Grabado de la venta de pavos junto al mercado de los Mostenses en la Navidad de 1894 (Madrid)
Érales difícil a las tres mujeres andar aprisa, por la mucha gente que venía calle abajo, caminando presurosa con la querencia del hogar próximo. Los obreros llevaban el saquito con el jornal; las mujeres, algún comistrajo recién comprado; los chicos, con sus bufandas enroscadas en el cuello, cargaban rabeles, nacimientos de una tosquedad prehistórica o tambores que ya iban bien baqueteados antes de llegar a la casa. Las niñas iban en grupos de dos o tres, envuelta la cabeza en toquillas, charlando cada una por siete. Cuál llevaba una botella de vino, cuál el jarrito con leche de almendra; otras salían de las tiendas de comestibles con dando brincos o se paraban a ver los puestos de panderetas, dándoles con disimulo un par de golpecitos para que sonaran.
En los puestos de pescado, los maragatos limpiaban los besugos, arrojando las escamas sobre los transeúntes, mientras un ganapán, vestido con los calzonazos negros y el mandil verde rayado, berreaba fuera de la puerta: “Al vivo de hoy, al vivito!...” Enorme farolón con los cristales muy limpios alumbraba las pilas de lenguados, sardinas y pajeles, y las canastas de almejas. En las carnicerías sonaban los machetazos con sorda trepidación, y los platillos de las pesas, subiendo y bajando sin cesar, hacían contra el mármol del mostrador los ruidos más extraños, notas de misteriosa alegría.
En aquellos barrios algunos tenderos hacen gala de poseer, además de géneros exquisitos, una imaginación exuberante, y para detener al que pasa y llamar compradores, se valen de recursos teatrales y fantásticos. Por eso vio Jacinta de puertas afuera pirámides de barriles de aceitunas que llegaban hasta el primer piso, altares hechos con cajas de mazapán, trofeos de pasas y arcos triunfales festoneados con escobones de dátiles. Por arriba y por abajo, banderas españolas con poéticas inscripciones que decían: el Diluvio en mazapán, o Turrón del Paraíso terrenal… Más allá, Mantecadas de Astorga bendecidas por Su Santidad Pío XI.

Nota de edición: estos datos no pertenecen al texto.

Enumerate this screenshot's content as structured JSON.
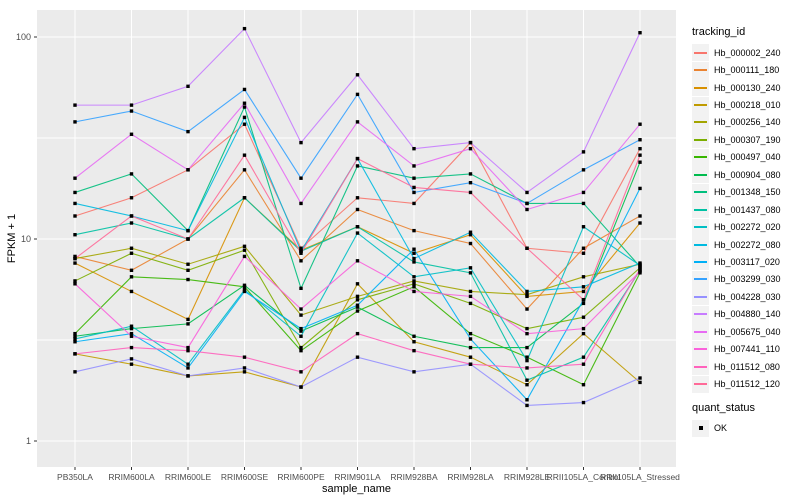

En la misma puerta, uno o dos horteras vestidos ridículamente de frac, con chistera abollada, las manos sucias y la cara tiznada, gritaban desaforadamente ponderando el género y dándolo a probar a todo el que pasaba. Un vendedor ambulante de turrón había discurrido un rótulo peregrino para anonadar a sus competidores, los orgullosos tenderos de establecimiento. ¿Qué pondría? Porque decir que el género era muy bueno no significada nada. Mi hombre había clavado en el más gordo bloque de aquel almendrado una banderita que decía: Turrón higiénico. Conque ya lo veía el público… El otro turrón sería todo lo sabroso y dulce que quisieran; mas no era higiénico.